Nothing in what is now HB 2518 would stop a developer from establishing a planned community, complete with an HOA board - and all of the rules and regulations - for buyers who want that kind of structure. But they couldn't be forced to do it.

The measure, which still must be approved by the House, would also not preclude a requirement to ensure that residents in a subdivision contribute to maintaining common areas, walls or even privately owned streets.

But it would bar any mandate to set up homeowners associations with all of their rules about everything from parking to the size of flagpoles to when the trash can be put out - with citations for violations.

In Pima County the only local government that mandates developers create homeowner associations is Marana, where officials say they only do it for larger developments.

But such requirements are more common in other areas of the state.

The issue, according to Sen. Gail Griffin, R-Hereford, is choice, which she said does not exist in some rapidly growing cities.
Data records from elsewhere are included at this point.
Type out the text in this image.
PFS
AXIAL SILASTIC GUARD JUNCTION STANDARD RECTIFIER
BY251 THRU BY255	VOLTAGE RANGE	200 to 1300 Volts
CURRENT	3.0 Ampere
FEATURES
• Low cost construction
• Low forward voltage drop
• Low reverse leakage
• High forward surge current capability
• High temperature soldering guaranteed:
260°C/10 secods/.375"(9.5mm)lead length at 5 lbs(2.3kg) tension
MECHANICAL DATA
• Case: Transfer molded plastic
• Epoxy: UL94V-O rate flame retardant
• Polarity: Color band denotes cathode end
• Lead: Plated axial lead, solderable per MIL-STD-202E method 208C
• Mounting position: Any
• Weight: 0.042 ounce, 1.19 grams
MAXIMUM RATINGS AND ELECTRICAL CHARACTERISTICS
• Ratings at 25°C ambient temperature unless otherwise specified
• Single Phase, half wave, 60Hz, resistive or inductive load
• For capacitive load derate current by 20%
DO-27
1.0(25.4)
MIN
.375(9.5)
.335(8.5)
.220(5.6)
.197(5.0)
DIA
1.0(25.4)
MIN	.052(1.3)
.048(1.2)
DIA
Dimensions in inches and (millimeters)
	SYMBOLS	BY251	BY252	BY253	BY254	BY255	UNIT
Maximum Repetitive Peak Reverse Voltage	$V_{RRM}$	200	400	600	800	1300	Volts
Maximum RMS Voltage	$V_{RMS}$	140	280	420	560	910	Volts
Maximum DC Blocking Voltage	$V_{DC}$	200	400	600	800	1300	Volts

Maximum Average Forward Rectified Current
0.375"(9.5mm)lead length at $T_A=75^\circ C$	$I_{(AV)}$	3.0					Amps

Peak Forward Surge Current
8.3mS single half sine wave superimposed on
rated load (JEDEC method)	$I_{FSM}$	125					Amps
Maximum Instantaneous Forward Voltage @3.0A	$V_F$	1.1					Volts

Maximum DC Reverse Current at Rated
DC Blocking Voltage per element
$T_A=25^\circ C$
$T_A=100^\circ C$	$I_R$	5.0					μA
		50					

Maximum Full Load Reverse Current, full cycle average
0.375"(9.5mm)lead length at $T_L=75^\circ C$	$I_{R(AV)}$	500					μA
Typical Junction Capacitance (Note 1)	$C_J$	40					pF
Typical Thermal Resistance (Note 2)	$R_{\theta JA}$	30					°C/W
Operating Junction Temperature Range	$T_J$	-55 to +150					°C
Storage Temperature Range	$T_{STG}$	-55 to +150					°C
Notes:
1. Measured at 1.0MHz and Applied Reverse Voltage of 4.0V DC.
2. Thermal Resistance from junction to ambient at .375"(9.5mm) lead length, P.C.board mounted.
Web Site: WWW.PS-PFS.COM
Griffin said there have been complaints from would-be homebuyers that many new developments have HOAs, meaning those who want a new home in some communities have to accept the HOA - or buy an existing home in a development that does not have one.

"They just want the choice to live in an area without an HOA and live under those rules," she said.

She said there are many people "who are not fully aware of what HOAs do, or can do." And they are surprised to find out when suddenly they're being cited for violating some rule.

"Some people have called and said, 'We have too many people that have too much time on their hands,'" writing citations and imposing fines, Griffin said.

"We've had complaints about people parking along the street or even in their driveways," she said, as some HOAs don't allow vehicles to be parked outside a garage.

"Some get tickets when they leave their garbage can out too long or they put it out too early," Griffin continued. "Or they have clothes hanging on a clothesline out in the backyard that other people can see."

Griffin said if individuals have choices to buy homes in developments without HOAs that could eliminate what has been a pretty much perennial need of lawmakers to get involved in the fights between HOA boards and their members.

For example, it took state legislation more than a decade ago to rule that individual homeowners can fly the U.S. flag even if HOA rules prohibit flagpoles, followed by years of amendments expanding the list of flags allowed.

Lawmakers also have been asked to wade in to other restrictions on everything from "for sale" and political signs to whether a resident who works for a utility can leave his truck parked outside.